Un moto d'ansia lo percosse dall'interno, eppure era passabilmente felice, a tratti euforico.

Un nuovo inizio significava conoscere nuove persone, nuovi suoni, abitare nuovi luoghi. Alle amicizie non ci pensava molto. Dopo che le sue amiche del liceo erano sparite quell'estate, lasciandolo solo, non riusciva a pensare di potersi fidare ancora di qualcuno. Era diventato schivo, introverso, silenzioso. Simone era sempre stato un ragazzo semplice e simpatico, capace di essere l'amico di tutti. Ma le cose erano cambiate, e ora un muro lo isolava da tutti. A lavoro aveva conosciuto le colleghe e i colleghi, chiacchierava con i clienti abituali, ma non era riuscito più a creare legami profondi. Tutti i rapporti restavano in superficie, e se una persona provava ad avvicinarsi troppo la sua prima reazione era scappare, rinnegare ogni cosa passata e a mai più rivederci. Era diventato così punto è basta. E questa sua nuova realtà se la faceva andare bene. Come un vestito scomodo che ormai non puoi più cambiare.

Senza nemmeno fare colazione scese di casa con i capelli spettinati, l'occorrente in borsa e la musica nelle orecchie. La musica jazz lo rilassava, lo metteva di buon umore. Gli piaceva la libertà con cui ogni nota superava l'altra, stupendolo continuamente. Spesso chiudeva gli occhi e provava ad immaginare colori, persone, animali o paesaggi che potessero prendere forma seguendo il flusso della melodia. Era una cosa che gli aveva insegnato Dante quando era bambino. Era uno dei pochi ricordi che aveva della sua infanzia.

-Ascolta questa canzone Simone- gli disse un giorno il papà, -che cosa vedi? -.
Dante fece partire il disco, e le note di Test me di Mon Vondo riempirono il salone e giunsero alle orecchie del piccolo Simone.
- A me sembra una tigre rossa - esclamò il bimbo, stringendo forte gli occhi e scuotendo la testa a ritmo di musica.
- Una tigre rossa... interessante.
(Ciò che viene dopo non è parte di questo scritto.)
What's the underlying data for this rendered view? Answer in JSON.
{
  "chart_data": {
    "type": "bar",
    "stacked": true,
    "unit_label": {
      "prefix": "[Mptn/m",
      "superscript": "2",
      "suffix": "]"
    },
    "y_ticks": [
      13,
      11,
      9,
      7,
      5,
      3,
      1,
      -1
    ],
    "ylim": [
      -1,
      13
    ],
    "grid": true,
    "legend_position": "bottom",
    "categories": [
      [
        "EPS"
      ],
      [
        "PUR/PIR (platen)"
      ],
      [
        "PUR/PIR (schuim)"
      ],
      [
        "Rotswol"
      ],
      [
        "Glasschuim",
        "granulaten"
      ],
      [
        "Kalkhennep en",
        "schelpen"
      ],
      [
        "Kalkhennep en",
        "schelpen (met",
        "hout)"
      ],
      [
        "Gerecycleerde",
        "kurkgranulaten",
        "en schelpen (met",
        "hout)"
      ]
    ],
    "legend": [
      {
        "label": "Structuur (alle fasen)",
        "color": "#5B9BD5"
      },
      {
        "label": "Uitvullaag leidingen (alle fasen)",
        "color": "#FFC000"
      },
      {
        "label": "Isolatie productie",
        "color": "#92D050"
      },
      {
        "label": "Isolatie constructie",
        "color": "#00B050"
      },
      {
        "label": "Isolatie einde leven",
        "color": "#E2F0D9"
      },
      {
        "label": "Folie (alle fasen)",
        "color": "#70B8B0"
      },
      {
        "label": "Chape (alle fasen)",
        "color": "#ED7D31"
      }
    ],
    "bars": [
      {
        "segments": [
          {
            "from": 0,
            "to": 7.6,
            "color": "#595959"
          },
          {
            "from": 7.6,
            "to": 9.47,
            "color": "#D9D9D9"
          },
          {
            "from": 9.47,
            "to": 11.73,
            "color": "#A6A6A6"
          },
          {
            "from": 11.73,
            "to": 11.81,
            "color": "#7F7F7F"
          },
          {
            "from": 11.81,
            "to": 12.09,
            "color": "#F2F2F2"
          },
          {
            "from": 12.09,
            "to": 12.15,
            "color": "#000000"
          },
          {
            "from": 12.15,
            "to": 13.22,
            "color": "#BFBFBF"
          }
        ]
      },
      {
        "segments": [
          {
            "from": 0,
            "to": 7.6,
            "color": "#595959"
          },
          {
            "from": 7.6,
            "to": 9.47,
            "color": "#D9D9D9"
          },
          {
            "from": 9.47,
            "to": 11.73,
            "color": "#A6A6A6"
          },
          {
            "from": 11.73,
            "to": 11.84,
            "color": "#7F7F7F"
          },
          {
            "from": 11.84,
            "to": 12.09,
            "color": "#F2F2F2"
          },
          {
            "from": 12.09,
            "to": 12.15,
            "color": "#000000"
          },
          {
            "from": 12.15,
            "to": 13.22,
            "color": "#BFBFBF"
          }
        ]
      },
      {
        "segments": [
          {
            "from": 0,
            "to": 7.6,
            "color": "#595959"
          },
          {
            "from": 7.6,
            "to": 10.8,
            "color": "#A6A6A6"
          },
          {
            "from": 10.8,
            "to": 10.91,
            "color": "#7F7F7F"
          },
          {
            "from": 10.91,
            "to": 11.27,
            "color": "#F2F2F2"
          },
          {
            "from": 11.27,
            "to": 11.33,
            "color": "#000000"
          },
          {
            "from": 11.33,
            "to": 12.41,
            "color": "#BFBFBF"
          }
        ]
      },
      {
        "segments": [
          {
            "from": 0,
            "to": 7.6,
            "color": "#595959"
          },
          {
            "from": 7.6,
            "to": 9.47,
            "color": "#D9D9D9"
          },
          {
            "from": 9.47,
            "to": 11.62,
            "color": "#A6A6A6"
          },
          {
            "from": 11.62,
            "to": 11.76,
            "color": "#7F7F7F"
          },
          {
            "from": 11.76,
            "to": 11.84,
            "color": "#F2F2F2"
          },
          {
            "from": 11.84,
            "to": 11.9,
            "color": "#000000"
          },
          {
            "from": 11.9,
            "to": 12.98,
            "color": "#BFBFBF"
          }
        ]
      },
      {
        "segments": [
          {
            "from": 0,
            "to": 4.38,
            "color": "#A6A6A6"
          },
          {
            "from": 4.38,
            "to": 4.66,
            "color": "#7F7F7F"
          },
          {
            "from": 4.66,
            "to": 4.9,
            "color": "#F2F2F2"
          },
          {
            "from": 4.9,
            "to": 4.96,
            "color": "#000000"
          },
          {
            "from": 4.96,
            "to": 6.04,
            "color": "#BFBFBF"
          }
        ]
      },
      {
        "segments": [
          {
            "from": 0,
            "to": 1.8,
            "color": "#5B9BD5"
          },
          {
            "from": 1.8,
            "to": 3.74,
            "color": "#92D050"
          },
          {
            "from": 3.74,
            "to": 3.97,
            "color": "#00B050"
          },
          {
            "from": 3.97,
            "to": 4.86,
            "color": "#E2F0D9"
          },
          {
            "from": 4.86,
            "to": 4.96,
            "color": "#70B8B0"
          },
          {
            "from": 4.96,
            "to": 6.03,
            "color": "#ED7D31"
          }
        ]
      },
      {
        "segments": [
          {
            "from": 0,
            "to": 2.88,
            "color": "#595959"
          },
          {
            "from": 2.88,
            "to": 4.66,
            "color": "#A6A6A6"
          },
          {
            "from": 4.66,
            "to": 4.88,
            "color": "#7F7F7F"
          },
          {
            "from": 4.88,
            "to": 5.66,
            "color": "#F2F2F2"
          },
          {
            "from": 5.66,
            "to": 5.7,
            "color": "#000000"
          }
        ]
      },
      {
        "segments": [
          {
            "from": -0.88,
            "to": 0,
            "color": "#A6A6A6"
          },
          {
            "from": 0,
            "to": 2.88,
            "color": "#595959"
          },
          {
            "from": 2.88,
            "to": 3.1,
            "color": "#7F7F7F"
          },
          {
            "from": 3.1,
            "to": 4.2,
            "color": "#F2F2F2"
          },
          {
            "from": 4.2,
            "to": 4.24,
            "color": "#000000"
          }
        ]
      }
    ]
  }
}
E sentiamo, che cosa fa questa tigre rossa? -. Il papà prese ad accarezzargli i morbidi ricciolini disordinati.
-Cammina lenta, sembra attenta, forse ha paura-.
-Dici che abbia paura? -.
-Io non so bene come dirti quello che vedo, non te lo spiegare- rispose con espressione innocente e aprendo finalmente gli occhi il bambino.
-Se non sai usare le parole, allora usa qualcos'altro. Come riesci a comunicare meglio con gli altri? -. L'uomo ora lo fissava con un sorriso incoraggiante.
-Potrei...- il bimbo esitò un momento, - potrei disegnarla per te, papà-.

Camminava a passo spedito, saltellante e di tanto in tanto chiudeva gli occhi.
Mentre la sua testa creava immagini e colori che avrebbe disegnato sul suo fidato taccuino appena giunto in Accademia, Simone si trovò spalmato sul marciapiede con le mani imbrattate di polvere e terra.

Si rese conto solo dopo di essere appena caduto nel bel mezzo della strada, sotto lo sguardo curioso dei passanti. Il sole illuminava da dietro la figura del ragazzo che aveva di fronte, per cui ci mise un po' a visualizzare il suo volto.

- Ao ma che sei deficiente? - esclamò irritato il ragazzo. Simone si tolse una cuffia e si alzò, imbarazzato.

-Scusa- balbettò, -non ti avevo visto, io stavo...-.

-Stavi a fa' 'rcretino, ecco che stavi a fa'. Ma te pare che cammini con gli occhi chiusi in strada? M'hai fatto prende un colpo, e me so pure fatto male. Te non sei normale -.

Non ebbe il tempo di controbattere, perché il ragazzo con passi svelti si allontanò borbottando qualcosa di indecifrabile.

Simone si sentì imbarazzato. Si sistemò i pantaloni e pulì le mani sulla giacca, prima di rimettere le cuffie e raggiungere l'Accademia.